Throughout my career as a solution architect (SA), I have seen the buzz around starting a new data project many times, with companies eagerly acquiring the latest technologies and hiring large teams, only to face the same hurdles over and over again. For a long time, my job involved designing and building pipelines to move data from sources into reports and models. I am something of a data integration groupie and have always looked ahead to see how the industry will change. What I have experienced firsthand is nothing short of a revolution in the data integration industry.

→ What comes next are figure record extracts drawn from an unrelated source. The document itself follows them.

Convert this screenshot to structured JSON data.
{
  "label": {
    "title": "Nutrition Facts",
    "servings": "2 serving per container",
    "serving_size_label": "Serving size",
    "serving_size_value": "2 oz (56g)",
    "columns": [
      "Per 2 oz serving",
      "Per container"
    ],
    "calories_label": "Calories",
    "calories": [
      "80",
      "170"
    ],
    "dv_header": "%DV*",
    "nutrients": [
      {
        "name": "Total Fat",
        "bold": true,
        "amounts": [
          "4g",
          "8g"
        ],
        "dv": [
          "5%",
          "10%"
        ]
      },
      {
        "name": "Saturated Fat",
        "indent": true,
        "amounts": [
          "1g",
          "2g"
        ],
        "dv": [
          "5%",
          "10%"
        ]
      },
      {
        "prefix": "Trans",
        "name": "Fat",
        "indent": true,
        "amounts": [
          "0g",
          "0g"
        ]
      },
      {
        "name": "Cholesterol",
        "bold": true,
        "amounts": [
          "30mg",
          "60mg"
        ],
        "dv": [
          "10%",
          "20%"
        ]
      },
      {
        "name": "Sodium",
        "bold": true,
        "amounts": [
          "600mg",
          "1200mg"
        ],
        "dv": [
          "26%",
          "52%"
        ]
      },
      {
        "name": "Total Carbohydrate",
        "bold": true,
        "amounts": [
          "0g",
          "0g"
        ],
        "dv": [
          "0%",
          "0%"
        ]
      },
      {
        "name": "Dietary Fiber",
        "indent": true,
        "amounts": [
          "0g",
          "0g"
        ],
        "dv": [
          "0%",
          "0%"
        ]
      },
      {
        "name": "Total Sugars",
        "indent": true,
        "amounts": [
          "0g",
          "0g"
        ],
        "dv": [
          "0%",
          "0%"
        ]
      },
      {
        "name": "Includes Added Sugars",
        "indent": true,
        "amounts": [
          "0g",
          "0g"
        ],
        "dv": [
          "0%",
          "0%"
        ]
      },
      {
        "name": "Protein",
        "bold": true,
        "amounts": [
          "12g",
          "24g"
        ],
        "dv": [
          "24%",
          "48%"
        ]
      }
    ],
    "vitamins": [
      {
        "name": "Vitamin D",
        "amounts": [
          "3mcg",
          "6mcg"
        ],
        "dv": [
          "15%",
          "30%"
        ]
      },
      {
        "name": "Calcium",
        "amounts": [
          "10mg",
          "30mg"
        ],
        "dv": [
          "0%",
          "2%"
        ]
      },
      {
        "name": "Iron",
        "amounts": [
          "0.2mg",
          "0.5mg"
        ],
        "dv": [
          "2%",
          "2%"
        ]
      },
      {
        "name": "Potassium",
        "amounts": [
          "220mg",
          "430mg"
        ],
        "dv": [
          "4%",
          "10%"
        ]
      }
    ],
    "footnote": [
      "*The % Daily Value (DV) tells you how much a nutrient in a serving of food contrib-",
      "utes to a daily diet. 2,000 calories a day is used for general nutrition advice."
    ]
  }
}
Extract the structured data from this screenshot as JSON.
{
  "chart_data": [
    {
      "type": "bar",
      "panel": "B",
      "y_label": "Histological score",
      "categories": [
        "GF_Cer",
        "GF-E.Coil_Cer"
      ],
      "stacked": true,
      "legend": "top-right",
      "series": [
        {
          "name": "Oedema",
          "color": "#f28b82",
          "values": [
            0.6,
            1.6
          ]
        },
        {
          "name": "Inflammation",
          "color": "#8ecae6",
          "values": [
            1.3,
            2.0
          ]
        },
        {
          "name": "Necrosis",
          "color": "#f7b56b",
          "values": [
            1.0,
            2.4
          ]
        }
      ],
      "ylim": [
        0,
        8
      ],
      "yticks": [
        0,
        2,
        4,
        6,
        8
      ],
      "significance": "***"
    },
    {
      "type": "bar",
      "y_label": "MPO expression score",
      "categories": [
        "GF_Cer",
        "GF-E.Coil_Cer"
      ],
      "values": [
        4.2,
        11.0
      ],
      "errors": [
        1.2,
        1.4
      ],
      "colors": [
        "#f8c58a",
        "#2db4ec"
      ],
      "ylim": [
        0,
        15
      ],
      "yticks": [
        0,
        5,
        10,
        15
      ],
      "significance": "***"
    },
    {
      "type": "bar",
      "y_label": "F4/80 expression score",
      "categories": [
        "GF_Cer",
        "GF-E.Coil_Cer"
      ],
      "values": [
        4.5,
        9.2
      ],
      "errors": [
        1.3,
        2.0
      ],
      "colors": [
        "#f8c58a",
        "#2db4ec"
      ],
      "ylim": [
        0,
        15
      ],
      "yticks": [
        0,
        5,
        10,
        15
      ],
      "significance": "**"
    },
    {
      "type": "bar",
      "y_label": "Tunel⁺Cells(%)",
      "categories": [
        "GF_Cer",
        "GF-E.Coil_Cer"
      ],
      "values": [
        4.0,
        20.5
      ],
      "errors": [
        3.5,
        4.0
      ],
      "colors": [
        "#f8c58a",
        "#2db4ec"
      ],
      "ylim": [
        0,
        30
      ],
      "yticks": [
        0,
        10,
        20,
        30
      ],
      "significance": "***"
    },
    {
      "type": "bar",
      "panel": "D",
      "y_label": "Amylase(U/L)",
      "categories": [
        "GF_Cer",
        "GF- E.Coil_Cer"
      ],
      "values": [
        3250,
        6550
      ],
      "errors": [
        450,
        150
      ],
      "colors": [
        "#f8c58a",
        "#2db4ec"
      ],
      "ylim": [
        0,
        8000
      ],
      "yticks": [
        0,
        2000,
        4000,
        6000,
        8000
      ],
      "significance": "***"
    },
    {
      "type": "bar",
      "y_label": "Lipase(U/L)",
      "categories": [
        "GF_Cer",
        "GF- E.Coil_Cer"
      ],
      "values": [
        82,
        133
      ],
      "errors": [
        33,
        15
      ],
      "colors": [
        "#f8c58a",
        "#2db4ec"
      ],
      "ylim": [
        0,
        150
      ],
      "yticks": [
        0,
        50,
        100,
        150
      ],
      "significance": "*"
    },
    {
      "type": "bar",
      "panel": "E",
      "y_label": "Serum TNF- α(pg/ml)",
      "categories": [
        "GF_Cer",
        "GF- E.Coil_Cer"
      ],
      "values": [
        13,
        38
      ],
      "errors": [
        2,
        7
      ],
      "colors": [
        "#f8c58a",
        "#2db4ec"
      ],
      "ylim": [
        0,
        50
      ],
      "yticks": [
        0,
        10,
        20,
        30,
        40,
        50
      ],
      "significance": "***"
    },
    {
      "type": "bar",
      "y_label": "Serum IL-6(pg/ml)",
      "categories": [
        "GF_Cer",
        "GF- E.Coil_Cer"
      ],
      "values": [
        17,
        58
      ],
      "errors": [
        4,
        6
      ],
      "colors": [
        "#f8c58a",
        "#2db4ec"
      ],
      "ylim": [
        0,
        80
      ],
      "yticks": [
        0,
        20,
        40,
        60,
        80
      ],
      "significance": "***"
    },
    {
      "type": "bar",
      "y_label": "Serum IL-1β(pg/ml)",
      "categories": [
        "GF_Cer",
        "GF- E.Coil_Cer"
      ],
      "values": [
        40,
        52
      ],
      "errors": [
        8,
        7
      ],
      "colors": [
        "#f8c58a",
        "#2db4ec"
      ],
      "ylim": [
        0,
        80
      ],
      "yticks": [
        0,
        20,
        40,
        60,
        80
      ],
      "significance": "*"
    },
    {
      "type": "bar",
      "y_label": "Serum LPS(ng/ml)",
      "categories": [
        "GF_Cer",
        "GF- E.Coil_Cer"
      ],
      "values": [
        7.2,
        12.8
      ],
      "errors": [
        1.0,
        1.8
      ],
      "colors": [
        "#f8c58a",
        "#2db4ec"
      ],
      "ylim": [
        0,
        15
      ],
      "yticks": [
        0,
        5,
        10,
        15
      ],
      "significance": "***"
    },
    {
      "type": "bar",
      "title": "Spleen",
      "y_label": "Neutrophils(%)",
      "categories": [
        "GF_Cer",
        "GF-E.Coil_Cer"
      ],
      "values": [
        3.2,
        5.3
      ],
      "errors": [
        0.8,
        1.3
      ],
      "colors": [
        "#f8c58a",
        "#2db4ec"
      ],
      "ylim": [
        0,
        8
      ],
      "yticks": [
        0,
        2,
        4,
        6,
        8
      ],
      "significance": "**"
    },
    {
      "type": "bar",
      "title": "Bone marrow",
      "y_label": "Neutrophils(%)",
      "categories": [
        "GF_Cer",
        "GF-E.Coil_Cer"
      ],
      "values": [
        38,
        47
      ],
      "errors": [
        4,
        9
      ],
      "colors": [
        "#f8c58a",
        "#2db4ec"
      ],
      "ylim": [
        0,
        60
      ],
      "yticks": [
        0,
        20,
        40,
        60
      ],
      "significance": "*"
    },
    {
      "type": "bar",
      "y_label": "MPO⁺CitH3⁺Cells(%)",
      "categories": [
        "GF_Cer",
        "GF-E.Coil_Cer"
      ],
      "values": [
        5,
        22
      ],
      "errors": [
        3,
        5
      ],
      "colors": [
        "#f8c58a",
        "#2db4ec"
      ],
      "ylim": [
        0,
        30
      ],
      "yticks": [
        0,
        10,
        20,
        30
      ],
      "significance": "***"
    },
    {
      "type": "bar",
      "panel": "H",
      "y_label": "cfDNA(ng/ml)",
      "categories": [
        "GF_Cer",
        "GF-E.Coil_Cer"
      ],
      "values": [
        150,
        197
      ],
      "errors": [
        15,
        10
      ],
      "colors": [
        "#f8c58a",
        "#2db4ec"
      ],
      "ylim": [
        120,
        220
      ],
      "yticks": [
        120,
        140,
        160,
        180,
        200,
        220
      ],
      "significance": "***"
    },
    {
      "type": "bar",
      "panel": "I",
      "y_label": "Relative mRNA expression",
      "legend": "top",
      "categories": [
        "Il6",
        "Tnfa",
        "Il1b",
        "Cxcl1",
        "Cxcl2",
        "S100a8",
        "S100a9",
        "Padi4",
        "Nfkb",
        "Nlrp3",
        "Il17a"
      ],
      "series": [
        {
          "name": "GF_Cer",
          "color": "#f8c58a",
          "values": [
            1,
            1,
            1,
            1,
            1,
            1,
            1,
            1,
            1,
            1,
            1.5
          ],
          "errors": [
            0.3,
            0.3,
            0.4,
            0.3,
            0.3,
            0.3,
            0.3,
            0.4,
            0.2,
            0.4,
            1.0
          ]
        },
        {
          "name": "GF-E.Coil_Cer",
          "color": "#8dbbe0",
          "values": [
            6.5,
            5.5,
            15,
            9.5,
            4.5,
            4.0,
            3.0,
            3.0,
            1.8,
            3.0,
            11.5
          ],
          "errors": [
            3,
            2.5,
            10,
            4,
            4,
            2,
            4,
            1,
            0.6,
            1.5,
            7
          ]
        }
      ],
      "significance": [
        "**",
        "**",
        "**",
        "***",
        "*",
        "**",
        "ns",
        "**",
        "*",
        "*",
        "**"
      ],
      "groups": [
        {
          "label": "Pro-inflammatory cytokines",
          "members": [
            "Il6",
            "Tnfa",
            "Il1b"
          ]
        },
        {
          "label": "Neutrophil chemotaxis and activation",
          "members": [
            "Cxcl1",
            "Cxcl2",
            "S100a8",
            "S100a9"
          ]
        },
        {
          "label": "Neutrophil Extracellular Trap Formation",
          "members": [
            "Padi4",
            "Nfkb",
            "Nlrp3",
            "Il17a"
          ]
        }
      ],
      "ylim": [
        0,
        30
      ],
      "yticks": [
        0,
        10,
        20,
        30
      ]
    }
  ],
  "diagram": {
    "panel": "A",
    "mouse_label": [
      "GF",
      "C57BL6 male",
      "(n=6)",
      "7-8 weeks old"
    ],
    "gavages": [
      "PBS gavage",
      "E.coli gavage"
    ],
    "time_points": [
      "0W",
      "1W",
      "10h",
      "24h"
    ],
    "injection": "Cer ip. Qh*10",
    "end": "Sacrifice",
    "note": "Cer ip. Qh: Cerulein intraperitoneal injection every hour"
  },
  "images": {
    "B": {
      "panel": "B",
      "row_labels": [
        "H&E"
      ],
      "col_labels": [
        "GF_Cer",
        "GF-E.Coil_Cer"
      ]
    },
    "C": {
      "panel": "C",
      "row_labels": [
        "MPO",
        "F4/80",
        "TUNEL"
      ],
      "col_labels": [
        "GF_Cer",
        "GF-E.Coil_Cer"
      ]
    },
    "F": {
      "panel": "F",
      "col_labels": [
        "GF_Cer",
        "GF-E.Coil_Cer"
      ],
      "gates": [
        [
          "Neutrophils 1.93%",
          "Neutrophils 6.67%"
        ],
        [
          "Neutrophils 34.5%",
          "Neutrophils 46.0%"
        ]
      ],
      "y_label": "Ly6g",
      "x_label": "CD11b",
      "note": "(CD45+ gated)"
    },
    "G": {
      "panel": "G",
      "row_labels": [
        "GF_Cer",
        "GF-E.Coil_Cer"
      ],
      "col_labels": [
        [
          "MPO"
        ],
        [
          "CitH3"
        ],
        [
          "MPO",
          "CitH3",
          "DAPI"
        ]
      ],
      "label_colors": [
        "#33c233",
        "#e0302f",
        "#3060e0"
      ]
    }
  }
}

The prehistoric age of on-premise data integration
The early days of my career involved several large-scale data migration and analytical reporting projects, typically from sources to on-premise relational databases such as Teradata, Oracle and SQL Server. These projects were long, time-consuming and demanded constant supervision. I distinctly remember the team having to sign in during the middle of the night because the nightly batch had failed and the reports had to be in place the following morning! Manual coding and configuration were constant features (and irritants) of these long running projects.
What we had was in every sense an engineering/IT driven architecture, with entire sprints dedicated to schema changes and constant haggling with the security team to give us enough access and independence to do our job. It was impossible to pivot quickly. To meet our SLAs, we had to tune the performance at a very low level, request more compute and storage hardware as needed, and more. This traditional ETL was soon to get a boost with Hadoop becoming more prevalent in the industry...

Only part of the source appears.